Presiden Prabowo Jawab Wacana Reshuffle: 2 Tahun Sudah Cukup untuk Membuktikan

16 September 2026 14:32

Jakarta: Presiden Prabowo Subianto menyatakan bahwa evaluasi maupun perombakan kabinet (reshuffle) menjelang dua tahun masa kepemimpinannya merupakan hal yang logis. Waktu dua tahun dinilai cukup bagi setiap menteri dan pembantu presiden untuk membuktikan kemampuan serta kinerjanya. 

"Saya kira itu sesuatu yang logis.

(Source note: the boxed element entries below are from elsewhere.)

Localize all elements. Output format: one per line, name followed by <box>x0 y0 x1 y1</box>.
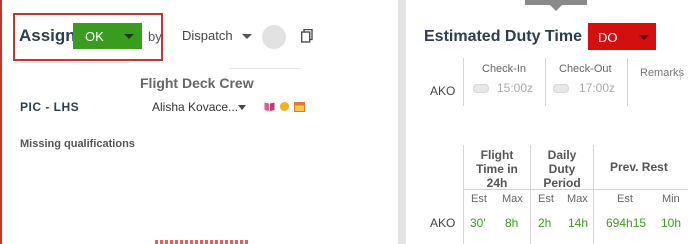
sun-icon <box>280 102 289 111</box>
separator <box>545 58 546 106</box>
assign-status-select[interactable]: OK <box>73 23 142 49</box>
calendar-icon <box>294 102 305 112</box>
faded-row <box>230 68 300 75</box>
copy-icon[interactable] <box>301 29 313 43</box>
separator <box>593 145 594 244</box>
remarks-label: Remarks <box>640 67 685 79</box>
panel-tab-indicator <box>525 0 587 11</box>
prev-rest-min: 10h <box>661 216 682 230</box>
book-icon <box>264 102 275 111</box>
duty-type-select[interactable]: DO <box>588 23 656 50</box>
separator <box>530 145 531 244</box>
chevron-down-icon <box>639 35 649 40</box>
prev-rest-est: 694h15 <box>606 216 647 230</box>
crew-member-select[interactable]: Alisha Kovace... <box>152 100 246 114</box>
chevron-down-icon <box>124 34 134 39</box>
assigned-by-select[interactable]: Dispatch <box>182 28 252 43</box>
check-out-label: Check-Out <box>559 63 612 75</box>
sub-header: Est <box>538 193 554 205</box>
assign-status-value: OK <box>85 29 104 44</box>
separator <box>627 58 628 106</box>
panel-edge <box>0 0 2 244</box>
crew-member-value: Alisha Kovace... <box>152 100 239 114</box>
daily-duty-est: 2h <box>538 216 552 230</box>
flight-time-max: 8h <box>505 216 519 230</box>
faded-row <box>20 62 130 69</box>
remarks-field[interactable] <box>680 68 688 80</box>
avatar-button[interactable] <box>262 25 286 49</box>
separator <box>463 145 464 244</box>
flight-time-header: Flight Time in 24h <box>476 148 518 190</box>
assigned-by-value: Dispatch <box>182 28 233 43</box>
missing-qualifications-label: Missing qualifications <box>20 138 135 150</box>
check-out-toggle[interactable] <box>553 84 569 93</box>
sub-header: Est <box>471 193 487 205</box>
panel-divider <box>398 0 406 244</box>
flight-time-est: 30' <box>470 216 486 230</box>
check-in-toggle[interactable] <box>473 84 489 93</box>
duty-type-value: DO <box>598 30 618 45</box>
daily-duty-max: 14h <box>568 216 589 230</box>
station-label: AKO <box>430 216 456 230</box>
sub-header: Min <box>662 193 680 205</box>
check-in-time: 15:00z <box>497 81 534 95</box>
chevron-down-icon <box>238 105 246 110</box>
crew-position-label: PIC - LHS <box>20 100 80 114</box>
separator <box>463 58 464 106</box>
sub-header: Max <box>502 193 523 205</box>
check-out-time: 17:00z <box>579 81 616 95</box>
check-in-label: Check-In <box>482 63 527 75</box>
sub-header: Max <box>567 193 588 205</box>
sub-header: Est <box>617 193 633 205</box>
station-label: AKO <box>430 84 456 98</box>
assign-label: Assign <box>19 26 76 45</box>
prev-rest-header: Prev. Rest <box>610 160 668 174</box>
warning-strip <box>155 240 250 244</box>
daily-duty-header: Daily Duty Period <box>543 148 581 190</box>
by-label: by <box>148 29 162 44</box>
flight-deck-crew-title: Flight Deck Crew <box>140 75 254 91</box>
chevron-down-icon <box>242 34 252 39</box>
estimated-duty-time-title: Estimated Duty Time <box>424 28 582 45</box>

Dua tahun, jadi masing-masing sudah punya waktu untuk membuktikan kemampuannya," ujar Presiden Prabowo dalam tayangan Metro Siang Metro TV, Rabu, 16 September 2026.

Di satu sisi, Presiden Prabowo memastikan seluruh jajaran anggota Kabinet Merah Putih sudah bekerja dengan baik sejauh ini. Setiap menteri dan wakil menteri (wamen) sudah bekerja kompak dengan pembagian tugasnya masing-masing.

"Secara objektif saya harus mengatakan bahwa tim saya bekerja oke. Tapi saya katakan juga kepada tim, ibarat kita satu kesebelasan sepak bola, ada pemain inti, ada striker, ada cadangan. Jadi, saya fokus dulu karena Indonesia ini begitu rumit masalahnya, kita harus fokus kepada hal yang mendasar," ungkap Prabowo.
 


Menurut Presiden Prabowo, reshuffle dapat dilakukan guna mengoptimalkan promosi jabatan, menempatkan pejabat sesuai kompetensinya, serta mengganti pejabat yang dinilai tidak cocok atau sedang tersandung masalah.

Dia pun menyoroti penindakan kasus hukum oleh Komisi Pemberantasan Korupsi (KPK) yang melibatkan jajarannya. Presiden Prabowo menegaskan tidak akan menghalangi proses hukum selama terdapat bukti yang cukup.

"Kalau ada bukti, silakan. Sebenarnya ada wamen saya, ya itu tanggung jawab dia," tutur Prabowo.

Fokus utama pemerintah saat ini, kata Presiden Prabowo, adalah menyelesaikan berbagai persoalan mendasar. Prioritas tersebut mencakup pemenuhan kebutuhan pangan nasional, pengamanan pasokan BBM melalui pengembangan B50 berbasis kelapa sawit hingga energi tenaga surya, serta penghentian aliran dana ke luar negeri.

Selain itu, pemerintah menargetkan penanganan kelaparan anak, pengentasan stunting, penanggulangan kemiskinan ekstrem, serta efisiensi anggaran guna mencegah kebocoran demi mendorong investasi dan pembukaan lapangan kerja.